2. Ditch the heels and invest in “zero drop” shoes
TIPS: Find shoes that keep your heel and toes at the same height. Find a wide toe box so your foot can move naturally and keep your weight evenly distributed across the whole foot.
3. Sleep on your side or back instead of your stomach
TIPS: Find the right pillow that preserves the curve of your neck on your back, and keeps spine parallel to the bed on your side. Place a small pillow between knees on your side, and under them on your back.
4. Be conscious of “technology posture” and “text neck” – The 3 T’s Texting, Tablet, TV (Gaming)
TIPS: Keep devices at head height and don’t excessively bend neck down or to the side. Don’t slouch onthe couch, and get up and exercise more than your thumbs!
5. Incorporate core exercises into your workout routine
TIPS: Back exercises are as important to your core as abs are. Mix them both in with your daily workout routine.
6. When you lift heavy things (weights, boxes, kids), bend at the knees, not the back
TIPS: Think like an Olympic weight lifter and get low. Use muscles that keep the ‘S’ curve in your back and avoid the ‘C’ shape hump back. Functional fitness training can help. Wear posture-enhancing shirts or sports bras for support and muscle memory.

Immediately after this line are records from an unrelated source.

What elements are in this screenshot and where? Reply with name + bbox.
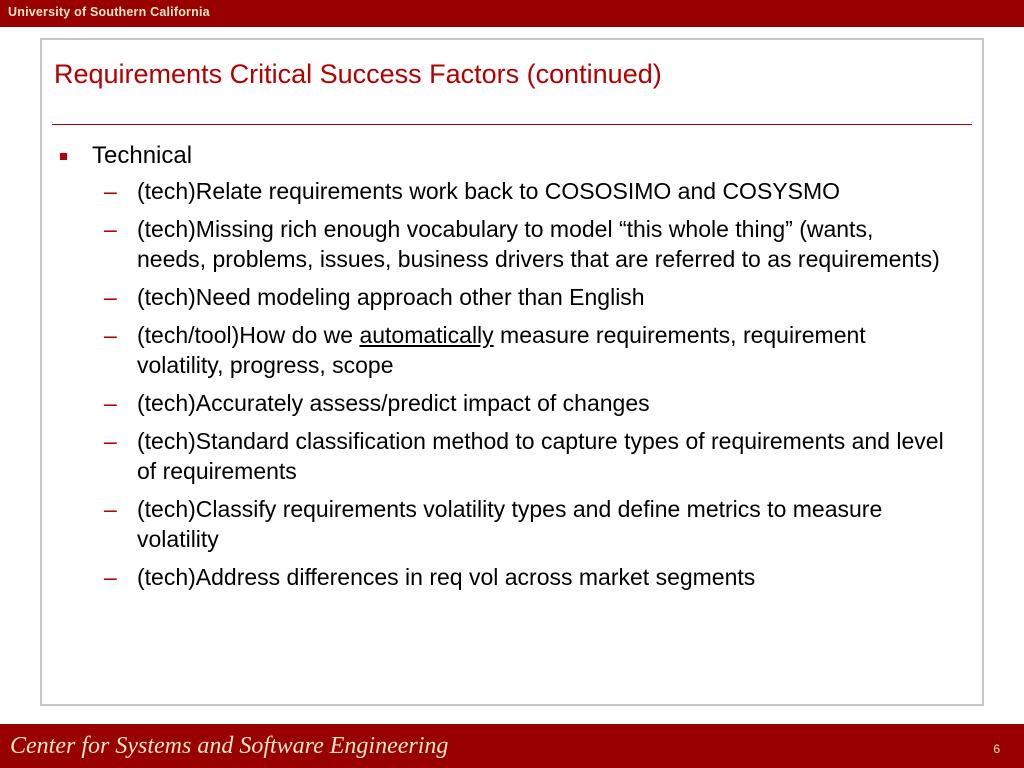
sub-bullet-item bbox=[60, 426, 947, 486]
square-bullet-icon bbox=[60, 153, 67, 160]
center-name: Center for Systems and Software Engineering bbox=[10, 733, 449, 759]
dash-bullet-icon: – bbox=[104, 322, 117, 348]
dash-bullet-icon: – bbox=[104, 428, 117, 454]
dash-bullet-icon: – bbox=[104, 284, 117, 310]
dash-bullet-icon: – bbox=[104, 216, 117, 242]
sub-bullet-item bbox=[60, 320, 947, 380]
sub-bullet-text-pre: (tech/tool)How do we bbox=[137, 322, 360, 348]
sub-bullet-text: (tech)Standard classification method to capture types of requirements and level of requirements bbox=[137, 428, 944, 484]
sub-bullet-item bbox=[60, 388, 947, 418]
sub-bullet-item bbox=[60, 176, 947, 206]
bullet-label: Technical bbox=[92, 142, 193, 169]
dash-bullet-icon: – bbox=[104, 564, 117, 590]
sub-bullet-item bbox=[60, 494, 947, 554]
emphasized-word: automatically bbox=[359, 322, 494, 348]
university-name: University of Southern California bbox=[8, 5, 210, 19]
sub-bullet-item bbox=[60, 562, 947, 592]
sub-bullet-text: (tech)Accurately assess/predict impact of changes bbox=[137, 390, 650, 416]
bottom-banner bbox=[0, 724, 1024, 768]
dash-bullet-icon: – bbox=[104, 496, 117, 522]
sub-bullet-text: (tech)Missing rich enough vocabulary to model “this whole thing” (wants, needs, problems, issues, business drivers that are referred to as requirements) bbox=[137, 216, 940, 272]
sub-bullet-text: (tech)Classify requirements volatility types and define metrics to measure volatility bbox=[137, 496, 883, 552]
sub-bullet-text: (tech)Relate requirements work back to COSOSIMO and COSYSMO bbox=[137, 178, 841, 204]
dash-bullet-icon: – bbox=[104, 178, 117, 204]
sub-bullet-text-post: measure requirements, requirement volatility, progress, scope bbox=[137, 322, 866, 378]
slide-content bbox=[60, 140, 960, 600]
sub-bullet-list bbox=[60, 176, 960, 592]
sub-bullet-text: (tech)Address differences in req vol across market segments bbox=[137, 564, 756, 590]
bullet-technical bbox=[60, 140, 960, 172]
sub-bullet-item bbox=[60, 282, 947, 312]
dash-bullet-icon: – bbox=[104, 390, 117, 416]
slide-title: Requirements Critical Success Factors (continued) bbox=[54, 59, 662, 89]
title-divider bbox=[52, 124, 972, 125]
sub-bullet-item bbox=[60, 214, 947, 274]
page-number: 6 bbox=[993, 742, 1000, 756]
sub-bullet-text: (tech)Need modeling approach other than English bbox=[137, 284, 645, 310]
top-banner bbox=[0, 0, 1024, 27]
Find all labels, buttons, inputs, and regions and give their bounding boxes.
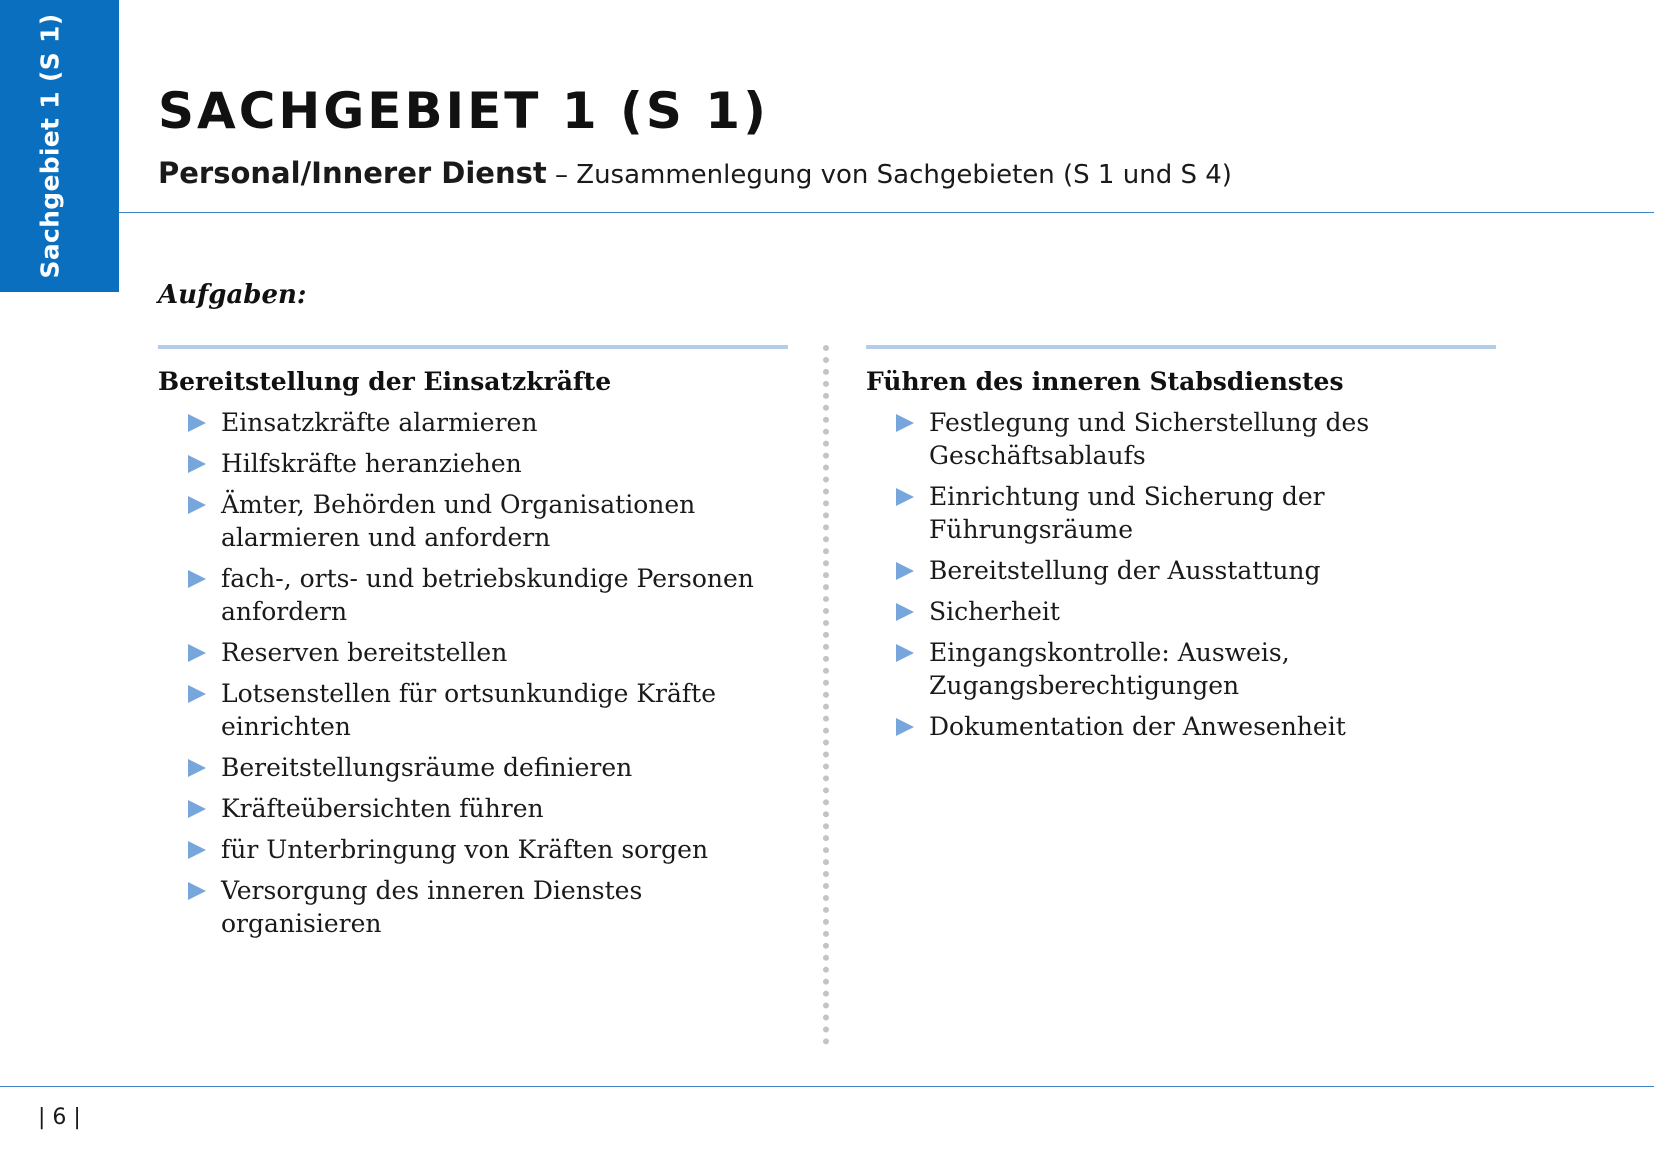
task-item bbox=[158, 677, 788, 743]
task-text: Versorgung des inneren Dienstes organisieren bbox=[221, 876, 643, 938]
task-item bbox=[158, 488, 788, 554]
triangle-bullet-icon bbox=[188, 644, 206, 662]
footer-divider bbox=[0, 1086, 1654, 1087]
page-subtitle bbox=[158, 156, 1232, 190]
task-item bbox=[158, 562, 788, 628]
task-text: Sicherheit bbox=[929, 597, 1060, 626]
column-top-rule bbox=[158, 345, 788, 349]
task-item bbox=[866, 710, 1496, 743]
task-item bbox=[158, 874, 788, 940]
page-number: | 6 | bbox=[38, 1105, 81, 1130]
tasks-column-left bbox=[158, 345, 788, 948]
task-text: Ämter, Behörden und Organisationen alarmieren und anfordern bbox=[221, 490, 696, 552]
triangle-bullet-icon bbox=[896, 562, 914, 580]
task-text: Lotsenstellen für ortsunkundige Kräfte einrichten bbox=[221, 679, 716, 741]
column-heading: Führen des inneren Stabsdienstes bbox=[866, 367, 1344, 396]
task-text: Eingangskontrolle: Ausweis, Zugangsberechtigungen bbox=[929, 638, 1290, 700]
triangle-bullet-icon bbox=[188, 841, 206, 859]
chapter-side-tab-label: Sachgebiet 1 (S 1) bbox=[35, 13, 65, 279]
task-text: Dokumentation der Anwesenheit bbox=[929, 712, 1346, 741]
task-item bbox=[866, 595, 1496, 628]
triangle-bullet-icon bbox=[188, 414, 206, 432]
triangle-bullet-icon bbox=[896, 414, 914, 432]
subtitle-rest: – Zusammenlegung von Sachgebieten (S 1 und S 4) bbox=[546, 160, 1232, 190]
task-text: für Unterbringung von Kräften sorgen bbox=[221, 835, 709, 864]
triangle-bullet-icon bbox=[896, 488, 914, 506]
task-item bbox=[158, 751, 788, 784]
task-item bbox=[866, 636, 1496, 702]
task-text: fach-, orts- und betriebskundige Personen anfordern bbox=[221, 564, 754, 626]
task-item bbox=[158, 636, 788, 669]
task-item bbox=[158, 447, 788, 480]
task-text: Hilfskräfte heranziehen bbox=[221, 449, 522, 478]
section-label-tasks: Aufgaben: bbox=[158, 280, 307, 310]
task-item bbox=[866, 406, 1496, 472]
task-item bbox=[158, 833, 788, 866]
task-text: Einsatzkräfte alarmieren bbox=[221, 408, 538, 437]
column-heading: Bereitstellung der Einsatzkräfte bbox=[158, 367, 612, 396]
task-text: Kräfteübersichten führen bbox=[221, 794, 544, 823]
task-item bbox=[866, 554, 1496, 587]
triangle-bullet-icon bbox=[188, 455, 206, 473]
task-text: Festlegung und Sicherstellung des Geschäftsablaufs bbox=[929, 408, 1370, 470]
triangle-bullet-icon bbox=[896, 644, 914, 662]
triangle-bullet-icon bbox=[188, 685, 206, 703]
subtitle-main: Personal/Innerer Dienst bbox=[158, 156, 547, 190]
task-list bbox=[866, 406, 1496, 743]
column-top-rule bbox=[866, 345, 1496, 349]
triangle-bullet-icon bbox=[188, 570, 206, 588]
triangle-bullet-icon bbox=[188, 800, 206, 818]
chapter-side-tab bbox=[0, 0, 119, 292]
task-text: Bereitstellung der Ausstattung bbox=[929, 556, 1321, 585]
column-divider-dotted bbox=[823, 345, 829, 1045]
task-item bbox=[158, 406, 788, 439]
triangle-bullet-icon bbox=[188, 882, 206, 900]
task-item bbox=[158, 792, 788, 825]
page-title: SACHGEBIET 1 (S 1) bbox=[158, 82, 769, 140]
task-text: Bereitstellungsräume definieren bbox=[221, 753, 633, 782]
triangle-bullet-icon bbox=[896, 718, 914, 736]
task-item bbox=[866, 480, 1496, 546]
task-text: Reserven bereitstellen bbox=[221, 638, 508, 667]
triangle-bullet-icon bbox=[188, 496, 206, 514]
tasks-column-right bbox=[866, 345, 1496, 751]
triangle-bullet-icon bbox=[896, 603, 914, 621]
task-list bbox=[158, 406, 788, 940]
header-divider bbox=[119, 212, 1654, 213]
triangle-bullet-icon bbox=[188, 759, 206, 777]
task-text: Einrichtung und Sicherung der Führungsräume bbox=[929, 482, 1325, 544]
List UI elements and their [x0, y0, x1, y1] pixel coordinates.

7. Tell your mom “thanks”! She was right-- sit and stand up straight
TIPS: Give her a big hug, buy her some flowers and admit she was right all those nagging years!
8. Consult with a posture professional (PT, chiropractor, ergonomist)
TIPS: Find a medical professional you trust. Look for a physical therapist, chiropractor, ergonomic specialist, or massage therapist. Search local listings and check out reviews on Yelp!
9. Stretch—do pilates, yoga, swimming…
TIPS: Pilates, yoga, swimming, foam rollers or other self massage devices are a great start. Focus on stretches and movements that lengthen chest, biceps and hip flexor muscles in the front of your body. Once you start there you can think about the back.
10. Eat healthy and watch your weight
TIPS: Eat a healthy diet to support your muscles and drink lots of water so they can function well. People
with extra weight around the mid-section can pull the pelvis forward and add stress on the lower back. Overweight and obese adults are also more likely to have disc degeneration in their lower back than normal-weight adults, according to a new study published in the journal Arthritis & Rheumatism.
ALSO...take a minute to assess your posture
Wear something form-fitting and have someone two full-body photos—one from the front, one from the side. Relax your muscles and stand as tall as you can, feet hip-width apart.
- Head above heart above hips
- If ear is forward of center line, your head is too far forward.
- If you see your shoulder blade, your back is too rounded.
- If your belly sticks out (even if you’re fit), you have an anterior pelvic tilt.
- One shoulder shouldn’t appear higher than the other.
- One knee shouldn’t be higher than the other. Both knees should point forward, they should not face inward.
- Your toes shouldn’t point excessively outward or inward more than 10 degrees either way.
FTC Disclaimer: I was sent a sample of the BackJoy SitSmart Posture Plus and Stress Roller to review but was not otherwise compensated to provide a positive review.